The accident aircraft was an Ilyushin Il-18D with factory number 186009002 and serial number 090-02. It was manufactured and first flew in 1966, flying for TABSO until 1968, when it was transferred to Bulair.

The Il-18 was inspected two days before the accident. By the time of the crash, the aircraft was considered airworthy, having logged 8,622 flight hours and 3,136 pressurisation cycles. There were eight crew members: a captain, a co-pilot, a navigator, a flight engineer, a radio operator, a trainee, and two flight attendants. The captain was Vladimir Vladov.

== Accident ==
Flight 130 departed Paris in the afternoon and climbed to its assigned altitude. After entering Zurich airspace, the captain asked for the weather conditions there and heard reports about improving weather. The air traffic controller cleared the flight for landing. They initiated approach in bad conditions. On final approach, the crew noticed the plane was off-course and tried to correct; however at 15:49, the left wingtip and undercarriage struck the ground. The Il-18 ended up in flames 700 m short of the runway.
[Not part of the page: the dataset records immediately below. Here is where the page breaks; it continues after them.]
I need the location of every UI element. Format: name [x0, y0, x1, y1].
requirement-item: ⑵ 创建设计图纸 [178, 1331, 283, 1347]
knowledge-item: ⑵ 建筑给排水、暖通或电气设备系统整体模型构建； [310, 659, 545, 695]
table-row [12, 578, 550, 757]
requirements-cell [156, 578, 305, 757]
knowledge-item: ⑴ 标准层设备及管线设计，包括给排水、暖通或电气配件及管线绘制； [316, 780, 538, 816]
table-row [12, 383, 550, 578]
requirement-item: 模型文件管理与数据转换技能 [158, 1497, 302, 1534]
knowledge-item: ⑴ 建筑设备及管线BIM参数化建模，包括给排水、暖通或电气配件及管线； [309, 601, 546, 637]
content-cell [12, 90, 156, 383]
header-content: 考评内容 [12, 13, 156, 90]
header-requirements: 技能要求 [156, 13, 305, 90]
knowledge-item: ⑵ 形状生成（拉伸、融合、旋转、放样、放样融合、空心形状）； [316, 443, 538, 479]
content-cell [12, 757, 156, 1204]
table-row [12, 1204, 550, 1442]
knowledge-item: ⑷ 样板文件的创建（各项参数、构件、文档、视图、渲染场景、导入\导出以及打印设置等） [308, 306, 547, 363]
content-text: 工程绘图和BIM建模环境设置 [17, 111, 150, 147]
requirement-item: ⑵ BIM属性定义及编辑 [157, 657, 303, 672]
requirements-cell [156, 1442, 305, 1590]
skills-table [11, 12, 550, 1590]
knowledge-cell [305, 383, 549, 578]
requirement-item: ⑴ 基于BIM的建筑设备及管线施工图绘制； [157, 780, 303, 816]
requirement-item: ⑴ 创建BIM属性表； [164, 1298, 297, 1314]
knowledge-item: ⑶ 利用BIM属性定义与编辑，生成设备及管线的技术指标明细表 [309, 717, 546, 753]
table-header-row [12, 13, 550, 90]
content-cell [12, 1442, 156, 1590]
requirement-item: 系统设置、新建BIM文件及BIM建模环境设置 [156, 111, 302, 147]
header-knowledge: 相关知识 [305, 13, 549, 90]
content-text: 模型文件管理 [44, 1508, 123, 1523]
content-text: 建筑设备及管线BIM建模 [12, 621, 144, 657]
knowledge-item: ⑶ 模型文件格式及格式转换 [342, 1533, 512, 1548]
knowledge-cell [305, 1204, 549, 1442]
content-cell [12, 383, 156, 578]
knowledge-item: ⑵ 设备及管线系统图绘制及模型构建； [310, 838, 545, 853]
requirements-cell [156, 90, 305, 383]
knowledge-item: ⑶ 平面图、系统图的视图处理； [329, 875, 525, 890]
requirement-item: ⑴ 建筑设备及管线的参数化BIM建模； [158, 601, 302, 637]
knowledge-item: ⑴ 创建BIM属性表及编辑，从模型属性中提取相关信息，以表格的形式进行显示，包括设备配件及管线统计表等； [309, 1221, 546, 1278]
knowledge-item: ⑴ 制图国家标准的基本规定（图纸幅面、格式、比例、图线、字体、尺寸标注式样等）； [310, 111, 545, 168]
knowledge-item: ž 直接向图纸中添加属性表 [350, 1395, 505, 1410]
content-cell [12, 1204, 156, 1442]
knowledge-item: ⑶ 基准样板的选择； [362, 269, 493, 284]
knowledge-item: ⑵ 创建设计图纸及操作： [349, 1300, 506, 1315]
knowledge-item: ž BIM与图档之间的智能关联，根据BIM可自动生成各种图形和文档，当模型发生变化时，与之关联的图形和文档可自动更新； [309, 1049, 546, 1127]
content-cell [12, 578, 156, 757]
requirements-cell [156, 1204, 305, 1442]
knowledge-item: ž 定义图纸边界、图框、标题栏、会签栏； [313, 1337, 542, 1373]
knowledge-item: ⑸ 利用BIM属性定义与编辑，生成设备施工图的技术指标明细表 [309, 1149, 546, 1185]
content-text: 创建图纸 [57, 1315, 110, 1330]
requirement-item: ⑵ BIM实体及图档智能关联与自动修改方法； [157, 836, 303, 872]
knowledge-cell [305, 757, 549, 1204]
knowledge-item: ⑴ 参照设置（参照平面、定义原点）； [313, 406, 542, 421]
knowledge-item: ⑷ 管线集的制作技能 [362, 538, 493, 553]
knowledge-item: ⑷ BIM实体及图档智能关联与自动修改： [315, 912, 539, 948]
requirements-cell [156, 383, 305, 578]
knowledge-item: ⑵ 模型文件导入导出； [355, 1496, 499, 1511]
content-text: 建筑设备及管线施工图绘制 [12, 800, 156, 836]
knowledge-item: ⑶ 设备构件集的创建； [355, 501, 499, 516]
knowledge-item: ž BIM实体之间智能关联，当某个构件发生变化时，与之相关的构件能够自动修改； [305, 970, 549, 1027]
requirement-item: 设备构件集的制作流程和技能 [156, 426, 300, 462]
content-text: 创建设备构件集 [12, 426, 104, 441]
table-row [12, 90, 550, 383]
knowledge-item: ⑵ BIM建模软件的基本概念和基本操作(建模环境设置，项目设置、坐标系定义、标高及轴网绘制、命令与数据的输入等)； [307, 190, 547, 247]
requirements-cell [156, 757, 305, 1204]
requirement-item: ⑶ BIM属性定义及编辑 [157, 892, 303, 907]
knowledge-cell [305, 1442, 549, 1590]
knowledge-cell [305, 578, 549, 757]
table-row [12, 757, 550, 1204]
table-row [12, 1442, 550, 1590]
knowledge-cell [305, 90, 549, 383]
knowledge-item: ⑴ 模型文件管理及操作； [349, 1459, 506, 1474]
The crash destroyed the aircraft.

Nationalities
| Nationality | Crew | Passengers |
|---|---|---|
| West Germany |  | 14 |
| Bulgaria | 8 | 4 |
| France |  | 9 |
| Syria |  | 4 |
| Lebanon |  | 2 |
| Brazil |  | 1 |
| Netherlands |  | 1 |
| Argentina |  | 1 |
| Austria |  | 1 |
| Finland |  | 1 |
| United Kingdom |  | 1 |
| Total | 8 | 39 |

== Victims ==
Out of the occupants, 14 were West German, 12 were Bulgarian (including the eight crew members), nine were French, four were Syrian, two were Lebanese, one was Brazilian, one was Dutch, one was Argentinian, one was Austrian, one was Finnish, and one was British. Out of the 47 occupants, only two survived, those being a 12-year-old boy and Captain Vladov. Most people died from the post-crash fire and smoke.

== Investigation ==
The crash was investigated in Switzerland. The black box was significantly damaged and no data could be extracted. An interview with Captain Vladov stated that five years of investigation could not establish a cause. However, other sources state that the investigation concluded that the crew failed to follow published procedures while initiating an ILS approach on runway 16 which led to the Il-18 passing below the minimum descent altitude. The thick fog was also considered a contributing factor.